Policy¶
A Policy is a piece of decision logic that reacts to Events and produces Commands. It encodes the whenever this happens, do that rules that hold across the system without belonging to any single Aggregate.
A Policy is stateless. It does not own data, it does not have an identity, and it is not a consistency unit. It listens to Events, applies a rule, and emits Commands. Whatever happens after that is the business of the Aggregates the Commands target.
Policy vs. Process Manager¶
Policies and Process Managers are easy to confuse, because both react to Events and emit Commands. The distinction is state.
A Policy has none. It evaluates a rule against a single Event in isolation: if this Event has this shape, then emit this Command. There is no memory of previous Events, no waiting for a second trigger, no timeout.

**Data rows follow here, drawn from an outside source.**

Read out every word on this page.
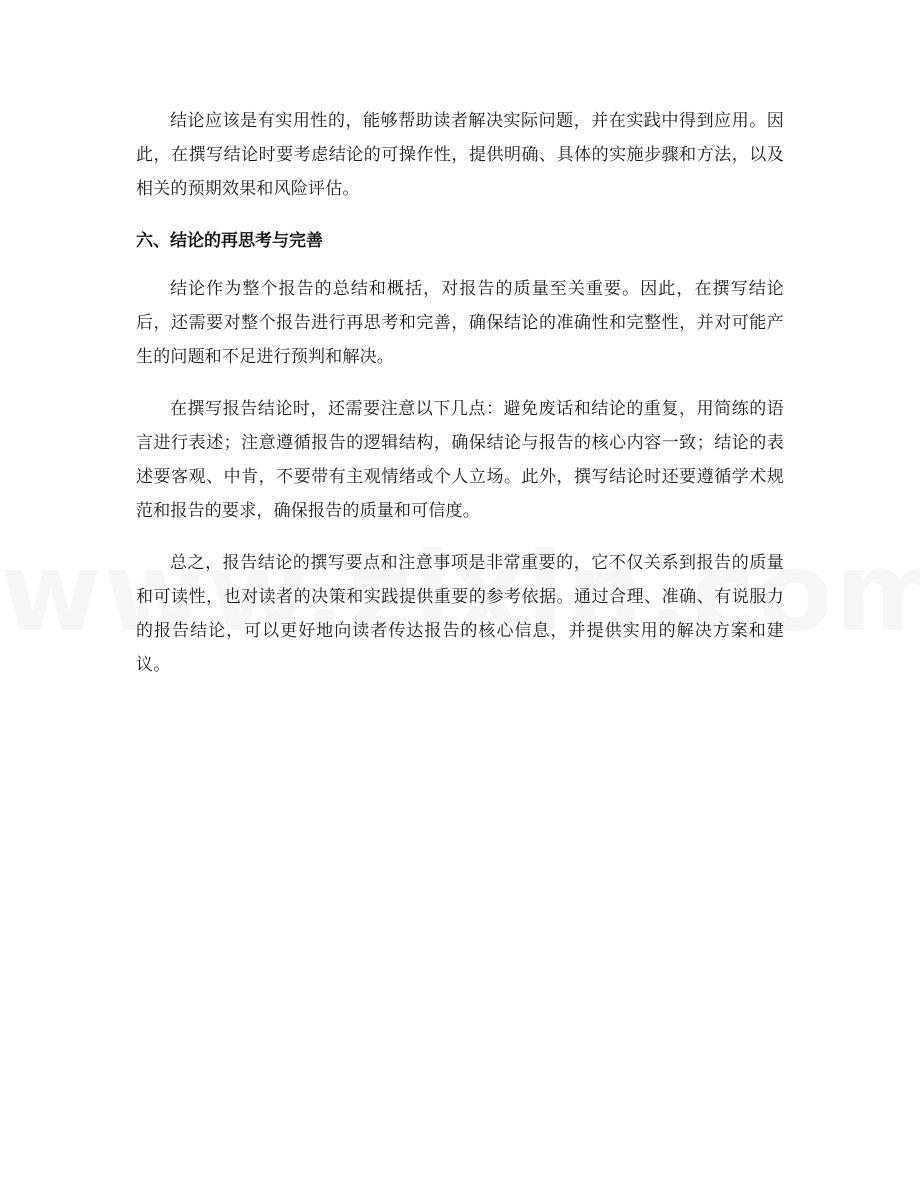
结论应该是有实用性的，能够帮助读者解决实际问题，并在实践中得到应用。因此，在撰写结论时要考虑结论的可操作性，提供明确、具体的实施步骤和方法，以及相关的预期效果和风险评估。

六、结论的再思考与完善

结论作为整个报告的总结和概括，对报告的质量至关重要。因此，在撰写结论后，还需要对整个报告进行再思考和完善，确保结论的准确性和完整性，并对可能产生的问题和不足进行预判和解决。

在撰写报告结论时，还需要注意以下几点：避免废话和结论的重复，用简练的语言进行表述；注意遵循报告的逻辑结构，确保结论与报告的核心内容一致；结论的表述要客观、中肯，不要带有主观情绪或个人立场。此外，撰写结论时还要遵循学术规范和报告的要求，确保报告的质量和可信度。

总之，报告结论的撰写要点和注意事项是非常重要的，它不仅关系到报告的质量和可读性，也对读者的决策和实践提供重要的参考依据。通过合理、准确、有说服力的报告结论，可以更好地向读者传达报告的核心信息，并提供实用的解决方案和建议。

A Process Manager has state. It tracks where it is in a longer-running flow, waits for multiple Events, can time out, and produces Commands as the flow progresses. If the rule you're modeling fits in a single sentence about a single Event, it's a Policy. If it needs to remember anything between Events, it's a Process Manager.
When to Reach for a Policy¶
Use a Policy when the rule is global and stateless. Whenever a payment is captured, send a confirmation email. Whenever a round is started, increment the daily counter. Whenever an order is shipped, charge the customer.
Use it sparingly. A Policy that grows to several conditions, that needs context from earlier Events, or that needs to defer its decision is a Policy that has outgrown its shape – move it to a Process Manager before it becomes hard to reason about.